Cette exposition ne consistait donc pas seulement à accrocher six photographies sur un mur. Pour la première fois, j’allais partager avec le public une partie de ces instants vécus dans la nature.






La préparation de mes premiers tirages photographiques
Cette première exposition photo était également l’occasion de découvrir tout le travail nécessaire pour passer d’une image numérique à un véritable tirage destiné à être présenté au public.
J’ai choisi de faire imprimer mes photographies sur du papier d’art Photo Rag® Baryta de Hahnemühle. Ce papier offre de beaux contrastes et une excellente restitution des nuances. Sa surface légèrement texturée apporte également un rendu que je trouvais particulièrement adapté à mes photographies animalières en noir et blanc.
Les tirages ont ensuite été contrecollés sur du Dibond. Ce support rigide est composé de deux fines plaques d’aluminium entourant un noyau en matière composite. Il permet de présenter les photographies sans cadre traditionnel et d’obtenir un résultat à la fois sobre et moderne.
Le choix du papier, la préparation des fichiers et la découverte des photographies une fois imprimées faisaient entièrement partie de cette nouvelle expérience. Regarder ses images sur un écran et les découvrir sous la forme de tirages sont deux choses très différentes.
Le festival photo organisé par Détours Photo
Le week-end s’est finalement très bien passé. J’ai reçu de nombreux retours positifs sur mes tirages, mais aussi sur les animaux sauvages et les lieux présentés à travers mes photographies.
J’ai également pu faire connaissance avec les membres du club Détours Photo et rencontrer d’autres photographes. Ces échanges m’ont permis de découvrir leurs univers, leurs techniques et leurs différentes manières de présenter leurs images.
Pendant un week-end, je suis sorti du monde sauvage dans lequel je passais habituellement une grande partie de mon temps libre. Cette fois, je n’étais plus seul dans la nature derrière mon appareil photo : j’étais devant mes images pour les présenter et en parler avec les visiteurs.
C’était nouveau pour moi, parfois un peu intimidant, mais surtout très enrichissant.
Une deuxième place pour ma première exposition
À la fin du festival est arrivé le moment de la remise des prix. Quarante-sept photographes avaient participé et environ 370 photographies étaient présentées au public.
Je ne m’attendais pas particulièrement à recevoir un prix. J’étais déjà satisfait d’avoir osé participer et d’être allé au bout de cette première exposition.
À ma grande surprise, mon nom a été appelé pour la deuxième place du concours.
J’étais vraiment heureux d’obtenir cette récompense à l’occasion de ma première participation. Jusqu’alors, mes photographies n’avaient jamais été montrées au public en dehors des réseaux sociaux. Découvrir qu’elles pouvaient plaire aux visiteurs et être remarquées parmi plusieurs centaines d’images a été particulièrement encourageant.
Cette deuxième place m’a donné davantage confiance dans mon travail et dans ma manière de photographier les animaux sauvages.

Une étape importante dans mon parcours de photographe animalier
Cette exposition photo à Butry-sur-Oise restera un très bon souvenir. Ce fut un week-end riche en rencontres, en échanges et en émotions, mais aussi une expérience particulièrement gratifiante.
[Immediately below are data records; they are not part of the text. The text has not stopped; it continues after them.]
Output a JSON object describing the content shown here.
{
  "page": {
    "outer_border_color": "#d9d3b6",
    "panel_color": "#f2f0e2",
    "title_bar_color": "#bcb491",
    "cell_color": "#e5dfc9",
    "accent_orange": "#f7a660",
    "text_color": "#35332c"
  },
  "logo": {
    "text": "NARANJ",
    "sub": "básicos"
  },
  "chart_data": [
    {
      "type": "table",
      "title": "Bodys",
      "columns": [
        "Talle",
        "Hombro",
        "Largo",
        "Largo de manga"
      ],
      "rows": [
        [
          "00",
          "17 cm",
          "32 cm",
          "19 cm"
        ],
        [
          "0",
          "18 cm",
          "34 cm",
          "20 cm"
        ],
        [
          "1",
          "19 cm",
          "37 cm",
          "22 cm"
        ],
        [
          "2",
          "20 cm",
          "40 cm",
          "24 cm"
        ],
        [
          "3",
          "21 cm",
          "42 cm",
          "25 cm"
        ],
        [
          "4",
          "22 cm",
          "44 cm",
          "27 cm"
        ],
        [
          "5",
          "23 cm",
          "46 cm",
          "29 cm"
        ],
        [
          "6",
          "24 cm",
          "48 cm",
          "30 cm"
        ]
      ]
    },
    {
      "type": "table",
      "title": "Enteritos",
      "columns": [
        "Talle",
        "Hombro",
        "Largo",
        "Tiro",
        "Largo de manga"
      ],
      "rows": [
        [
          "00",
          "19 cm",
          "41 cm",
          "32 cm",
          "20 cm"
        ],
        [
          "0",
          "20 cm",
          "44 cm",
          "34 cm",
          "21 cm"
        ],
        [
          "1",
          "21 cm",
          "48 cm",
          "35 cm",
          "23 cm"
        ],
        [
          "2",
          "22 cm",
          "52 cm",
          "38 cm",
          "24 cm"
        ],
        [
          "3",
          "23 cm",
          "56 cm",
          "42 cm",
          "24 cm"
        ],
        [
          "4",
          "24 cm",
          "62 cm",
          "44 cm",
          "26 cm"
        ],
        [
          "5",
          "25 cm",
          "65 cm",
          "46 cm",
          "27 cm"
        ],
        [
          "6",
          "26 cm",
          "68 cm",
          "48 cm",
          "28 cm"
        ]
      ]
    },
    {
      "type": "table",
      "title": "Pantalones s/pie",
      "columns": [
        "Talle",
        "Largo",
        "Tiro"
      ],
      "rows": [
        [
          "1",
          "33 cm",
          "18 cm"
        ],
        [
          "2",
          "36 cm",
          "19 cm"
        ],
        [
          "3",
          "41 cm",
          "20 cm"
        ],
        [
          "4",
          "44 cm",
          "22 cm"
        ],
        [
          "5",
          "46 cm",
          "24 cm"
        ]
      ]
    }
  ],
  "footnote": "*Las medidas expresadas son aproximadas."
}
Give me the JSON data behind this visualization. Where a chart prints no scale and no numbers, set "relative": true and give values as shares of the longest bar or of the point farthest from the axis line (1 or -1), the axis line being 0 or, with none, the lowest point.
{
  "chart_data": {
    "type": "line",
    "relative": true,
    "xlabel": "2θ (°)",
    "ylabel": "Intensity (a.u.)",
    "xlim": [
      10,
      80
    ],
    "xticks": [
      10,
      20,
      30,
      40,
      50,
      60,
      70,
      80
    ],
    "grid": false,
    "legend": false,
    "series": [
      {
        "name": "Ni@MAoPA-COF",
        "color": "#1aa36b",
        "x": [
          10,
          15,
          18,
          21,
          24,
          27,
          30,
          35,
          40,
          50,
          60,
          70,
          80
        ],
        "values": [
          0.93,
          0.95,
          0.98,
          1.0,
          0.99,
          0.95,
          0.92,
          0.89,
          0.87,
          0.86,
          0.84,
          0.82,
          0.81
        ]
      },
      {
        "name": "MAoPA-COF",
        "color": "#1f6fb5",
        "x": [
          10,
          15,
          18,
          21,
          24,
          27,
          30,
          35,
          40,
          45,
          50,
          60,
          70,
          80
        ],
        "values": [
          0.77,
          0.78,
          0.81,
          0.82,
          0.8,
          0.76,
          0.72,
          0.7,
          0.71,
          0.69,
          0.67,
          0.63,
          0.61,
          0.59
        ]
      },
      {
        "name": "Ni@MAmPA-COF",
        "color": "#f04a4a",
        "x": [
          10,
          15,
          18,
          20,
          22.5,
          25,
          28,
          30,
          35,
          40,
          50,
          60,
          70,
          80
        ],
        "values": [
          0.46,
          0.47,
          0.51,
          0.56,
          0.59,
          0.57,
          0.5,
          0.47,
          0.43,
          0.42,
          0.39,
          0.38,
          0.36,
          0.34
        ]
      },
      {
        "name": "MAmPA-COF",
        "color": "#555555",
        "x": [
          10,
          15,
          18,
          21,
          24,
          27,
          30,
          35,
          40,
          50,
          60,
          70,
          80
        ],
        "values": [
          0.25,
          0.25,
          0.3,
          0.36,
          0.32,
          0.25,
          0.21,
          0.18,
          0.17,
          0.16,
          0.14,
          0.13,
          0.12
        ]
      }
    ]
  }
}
À cette époque, je photographiais les animaux sauvages uniquement par passion. Je n’imaginais pas encore que cette passion deviendrait, quelques années plus tard, mon métier. Cette première exposition marque donc une étape importante dans mon parcours de photographe animalier.
Avec le recul, cette première exposition et ce deuxième prix font partie des expériences qui m’ont encouragé à poursuivre mon travail, à réaliser de nouvelles images et à continuer de partager ma passion pour les animaux.
Je remercie chaleureusement le club Détours Photo pour son accueil et sa sympathie, mais également pour sa volonté d’ouvrir son festival aux photographes qui ne sont pas membres d’un club.